By Tom Geoghegan
England football fans heading to Germany for the World Cup are getting free language classes. So how are the verb conjugations going?
A corner forever England...
"Meine Hobbys sind: Fussball sehen, Bier trinken und schlafen."
England fans are sometimes renowned for their language but rarely for their linguistic skills.
Yet within minutes of beginning the class, some with no previous knowledge of German can say: "My hobbies are football, drinking beer and sleeping."
Language lessons at school were rarely so honest, but this is German with a touch of the football terraces.
The Goethe Institute in London is teaching fans heading to the summer's World Cup a basic grasp of the language.
And there isn't a past participle in sight during the two-hour, fortnightly class, which starts with the standard exchange of pleasantries - hello, how are you and so on.
USEFUL WORDS & PHRASES
Die Blamage: Disgrace
Die Spielverzoegerung: Time-wasting
Wer wird Weltmeister?

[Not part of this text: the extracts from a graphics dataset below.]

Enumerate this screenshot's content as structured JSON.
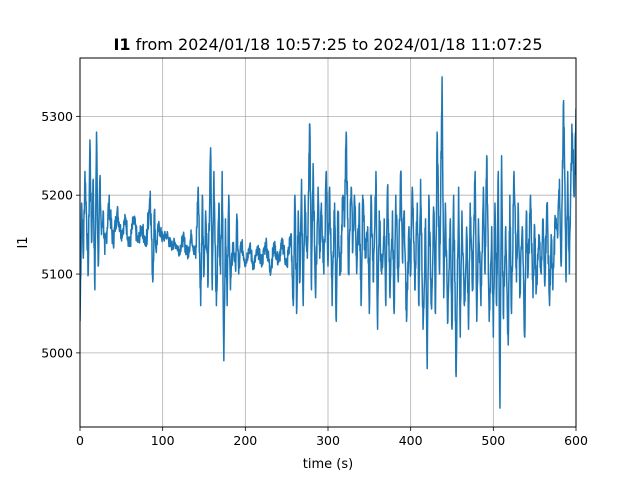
{
  "chart_data": {
    "type": "line",
    "title_bold": "I1",
    "title_rest": " from 2024/01/18 10:57:25 to 2024/01/18 11:07:25",
    "xlabel": "time (s)",
    "ylabel": "I1",
    "xlim": [
      0,
      600
    ],
    "ylim": [
      4906,
      5374
    ],
    "xticks": [
      0,
      100,
      200,
      300,
      400,
      500,
      600
    ],
    "yticks": [
      5000,
      5100,
      5200,
      5300
    ],
    "grid": true,
    "series": [
      {
        "color": "#1f77b4",
        "x": [
          0,
          2,
          4,
          6,
          8,
          10,
          12,
          14,
          16,
          18,
          20,
          22,
          24,
          26,
          28,
          30,
          35,
          40,
          45,
          50,
          55,
          60,
          65,
          70,
          75,
          80,
          85,
          88,
          90,
          92,
          95,
          100,
          105,
          110,
          115,
          120,
          125,
          130,
          135,
          140,
          143,
          146,
          148,
          150,
          152,
          155,
          158,
          160,
          162,
          165,
          168,
          170,
          172,
          174,
          176,
          178,
          180,
          182,
          185,
          188,
          190,
          192,
          195,
          200,
          205,
          210,
          215,
          220,
          225,
          230,
          235,
          240,
          245,
          250,
          255,
          258,
          260,
          262,
          264,
          266,
          268,
          270,
          272,
          275,
          278,
          280,
          282,
          285,
          288,
          290,
          292,
          295,
          298,
          300,
          302,
          305,
          308,
          310,
          312,
          315,
          318,
          320,
          322,
          325,
          328,
          330,
          332,
          335,
          338,
          340,
          342,
          345,
          348,
          350,
          352,
          355,
          358,
          360,
          362,
          365,
          368,
          370,
          372,
          375,
          378,
          380,
          382,
          385,
          388,
          390,
          392,
          395,
          398,
          400,
          402,
          405,
          408,
          410,
          412,
          415,
          418,
          420,
          422,
          425,
          428,
          430,
          432,
          435,
          438,
          440,
          442,
          445,
          448,
          450,
          452,
          455,
          458,
          460,
          462,
          465,
          468,
          470,
          472,
          475,
          478,
          480,
          482,
          485,
          488,
          490,
          492,
          495,
          498,
          500,
          502,
          504,
          506,
          508,
          510,
          512,
          515,
          518,
          520,
          522,
          525,
          528,
          530,
          532,
          535,
          538,
          540,
          542,
          545,
          548,
          550,
          552,
          555,
          558,
          560,
          562,
          565,
          568,
          570,
          572,
          575,
          578,
          580,
          582,
          585,
          588,
          590,
          592,
          595,
          598,
          600
        ],
        "y": [
          5040,
          5190,
          5120,
          5230,
          5170,
          5100,
          5270,
          5140,
          5220,
          5080,
          5280,
          5110,
          5220,
          5150,
          5180,
          5125,
          5190,
          5140,
          5180,
          5150,
          5170,
          5135,
          5170,
          5140,
          5160,
          5135,
          5205,
          5090,
          5180,
          5130,
          5160,
          5145,
          5150,
          5135,
          5140,
          5130,
          5145,
          5125,
          5150,
          5120,
          5210,
          5060,
          5200,
          5100,
          5180,
          5090,
          5260,
          5080,
          5230,
          5060,
          5190,
          5100,
          5230,
          4990,
          5170,
          5060,
          5200,
          5080,
          5140,
          5110,
          5170,
          5100,
          5140,
          5115,
          5135,
          5110,
          5130,
          5115,
          5140,
          5105,
          5135,
          5115,
          5140,
          5110,
          5150,
          5060,
          5200,
          5050,
          5180,
          5090,
          5220,
          5060,
          5200,
          5120,
          5290,
          5080,
          5240,
          5070,
          5210,
          5120,
          5190,
          5100,
          5230,
          5110,
          5210,
          5060,
          5190,
          5040,
          5180,
          5100,
          5200,
          5160,
          5280,
          5100,
          5210,
          5130,
          5200,
          5110,
          5190,
          5060,
          5200,
          5120,
          5160,
          5050,
          5200,
          5090,
          5230,
          5030,
          5180,
          5100,
          5170,
          5060,
          5210,
          5070,
          5180,
          5050,
          5200,
          5090,
          5230,
          5120,
          5180,
          5040,
          5160,
          5100,
          5210,
          5080,
          5190,
          5060,
          5220,
          5030,
          5170,
          4980,
          5200,
          5060,
          5180,
          5050,
          5280,
          5100,
          5350,
          5070,
          5190,
          5040,
          5170,
          5030,
          5200,
          4970,
          5210,
          5020,
          5180,
          5060,
          5150,
          5030,
          5190,
          5080,
          5230,
          5040,
          5170,
          5060,
          5210,
          5100,
          5250,
          5040,
          5160,
          5020,
          5190,
          5060,
          5230,
          4930,
          5250,
          5050,
          5160,
          5010,
          5200,
          5050,
          5230,
          5090,
          5190,
          5070,
          5160,
          5020,
          5180,
          5100,
          5200,
          5070,
          5160,
          5080,
          5150,
          5100,
          5170,
          5090,
          5190,
          5060,
          5150,
          5080,
          5170,
          5150,
          5220,
          5110,
          5320,
          5090,
          5230,
          5100,
          5290,
          5200,
          5310
        ]
      }
    ]
  }
}
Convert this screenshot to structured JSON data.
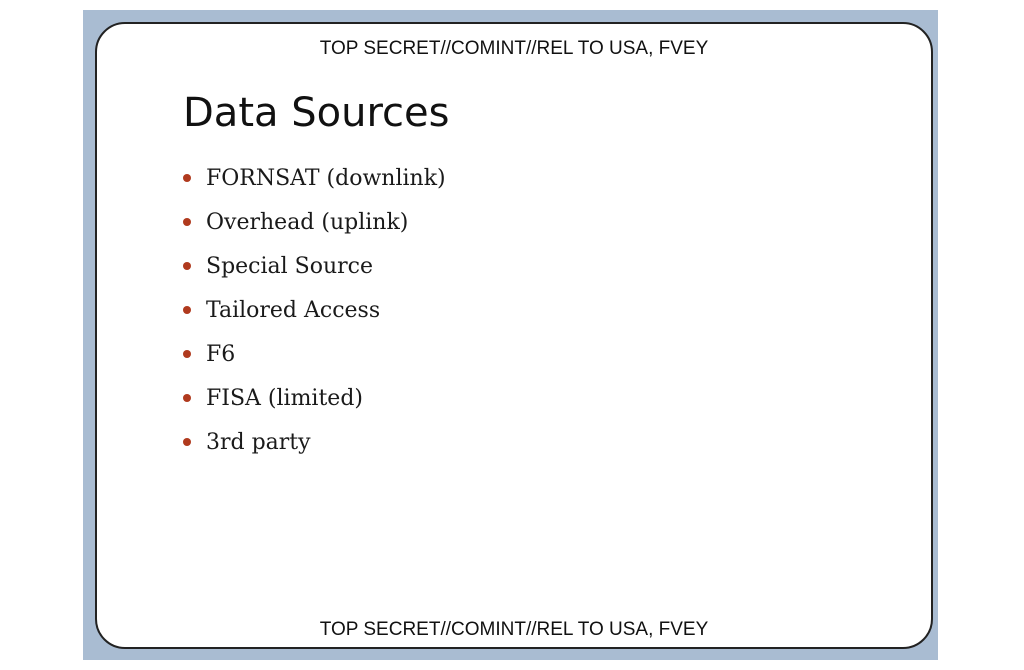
{
  "classification_banner": "TOP SECRET//COMINT//REL TO USA, FVEY",
  "title": "Data Sources",
  "bullets": [
    "FORNSAT (downlink)",
    "Overhead (uplink)",
    "Special Source",
    "Tailored Access",
    "F6",
    "FISA (limited)",
    "3rd party"
  ],
  "colors": {
    "frame": "#a9bcd2",
    "bullet": "#b03a1e",
    "text": "#111111"
  }
}
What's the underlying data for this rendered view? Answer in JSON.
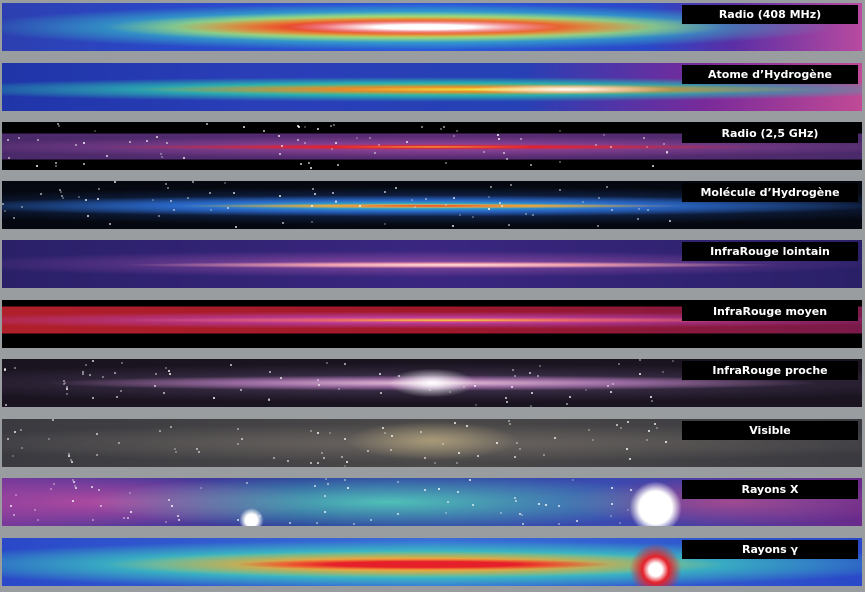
{
  "bands": [
    {
      "id": "radio-408",
      "label": "Radio (408 MHz)"
    },
    {
      "id": "atomic-hydrogen",
      "label": "Atome d’Hydrogène"
    },
    {
      "id": "radio-2-5",
      "label": "Radio (2,5 GHz)"
    },
    {
      "id": "molecular-hydrogen",
      "label": "Molécule d’Hydrogène"
    },
    {
      "id": "far-infrared",
      "label": "InfraRouge lointain"
    },
    {
      "id": "mid-infrared",
      "label": "InfraRouge moyen"
    },
    {
      "id": "near-infrared",
      "label": "InfraRouge proche"
    },
    {
      "id": "visible",
      "label": "Visible"
    },
    {
      "id": "x-rays",
      "label": "Rayons X"
    },
    {
      "id": "gamma-rays",
      "label": "Rayons γ"
    }
  ]
}
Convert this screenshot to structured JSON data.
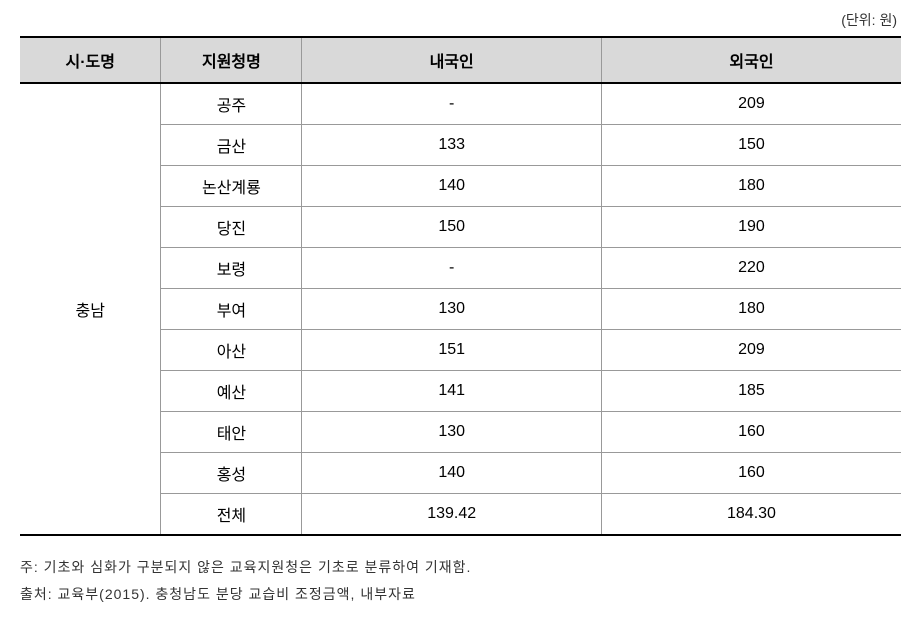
{
  "unit_label": "(단위: 원)",
  "table": {
    "columns": [
      {
        "label": "시·도명",
        "class": "col-province"
      },
      {
        "label": "지원청명",
        "class": "col-office"
      },
      {
        "label": "내국인",
        "class": "col-domestic"
      },
      {
        "label": "외국인",
        "class": "col-foreign"
      }
    ],
    "province_name": "충남",
    "rows": [
      {
        "office": "공주",
        "domestic": "-",
        "foreign": "209"
      },
      {
        "office": "금산",
        "domestic": "133",
        "foreign": "150"
      },
      {
        "office": "논산계룡",
        "domestic": "140",
        "foreign": "180"
      },
      {
        "office": "당진",
        "domestic": "150",
        "foreign": "190"
      },
      {
        "office": "보령",
        "domestic": "-",
        "foreign": "220"
      },
      {
        "office": "부여",
        "domestic": "130",
        "foreign": "180"
      },
      {
        "office": "아산",
        "domestic": "151",
        "foreign": "209"
      },
      {
        "office": "예산",
        "domestic": "141",
        "foreign": "185"
      },
      {
        "office": "태안",
        "domestic": "130",
        "foreign": "160"
      },
      {
        "office": "홍성",
        "domestic": "140",
        "foreign": "160"
      },
      {
        "office": "전체",
        "domestic": "139.42",
        "foreign": "184.30"
      }
    ]
  },
  "notes": {
    "note1": "주: 기초와 심화가 구분되지 않은 교육지원청은 기초로 분류하여 기재함.",
    "note2": "출처: 교육부(2015). 충청남도 분당 교습비 조정금액, 내부자료"
  }
}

Who will win the World Cup?
Schiri, bist du blind? Are you blind, ref?
Shiri, wir wissen wo dein Auto steht! We know where your car is, ref!
Then it's more familiar territory for football fans.
It will take more than Was ist deine Lieblingmannschaft? (What's your favourite team?) and Wer ist dein Lieblingsspieler? (Who's your favourite player?) to erase the bitter memories of missed penalty kicks and Gazza's tears. But it's a start.
A chorus of "Nein!" greets the suggestion in class that Manchester Utd is the best team, which is an accolade - in this non-partisan atmosphere - given overwhelmingly to Brazil.
Indeed among 25 people of all ages and nationalities, it's hard to find anyone who's going to be among the 100,000 England fans believed to be heading to Germany.
Sitting close to a Scot, who will be watching on television to cheer on England's opponents, is the Three Lions contingent, represented by an England-shirted Steve Shirley, 52, from Essex.
He's attended every qualifying game and he's waiting to hear if he's got tickets for the finals. And he's full of enthusiasm for the class.
"It's excellent," he says. "I like languages and try to learn a bit wherever I go. Usually I start off with 'hello', 'goodbye', directions and 'two beers please'. 'Zwei Bier, bitte'."
In one corner of the class there are three people who all have German partners.
"We talk about how annoying Germans are," jokes Lihong Shao, 29.
"And we're very popular when we get home. He's very supportive and he's wanted me to learn for many years and this is a good opportunity."
The lesson continues with some German geography - in relation to World Cup venues, of course.
"Now this time shout it out!"
Then it's time for some cordial phrases to direct at the referee - Gelbe Karte! Schiri, bist du bloed? Shiri, wir wissen wo dein Auto steht! (Yellow card! Are you stupid, ref? We know where your car is, ref!)
And for the rousing finale, they are shouted, led by the energetic teacher Katja Wostradowski.
She thinks adding fun football language is not just about having a laugh, it does aid learning.
But some pupils see a serious objective in bridging the cultural divide.
"This is an opportunity for 100,000 England fans who are going to a country they have probably never visited before," says Jeremy Killingray, who is from Peterborough.
"They don't go there for holidays because of history and fear and it's an opportunity to break that down.
Don't mention the 5-1 thrashing
"It's time people understood the modern Germany. A lot of people used to go there before the world wars, when there were strong royal family links."
The 43-year-old, who has tickets for Australia versus Croatia and Tunisia versus Ukraine, believes the World Cup can challenge the misconceptions borne from events during the 20th Century.
"A lot of people will get an experience of Germany which will surprise them very much - trains running on time, a warm welcome and English speakers."
And maybe a few fans will be able to answer in the native tongue.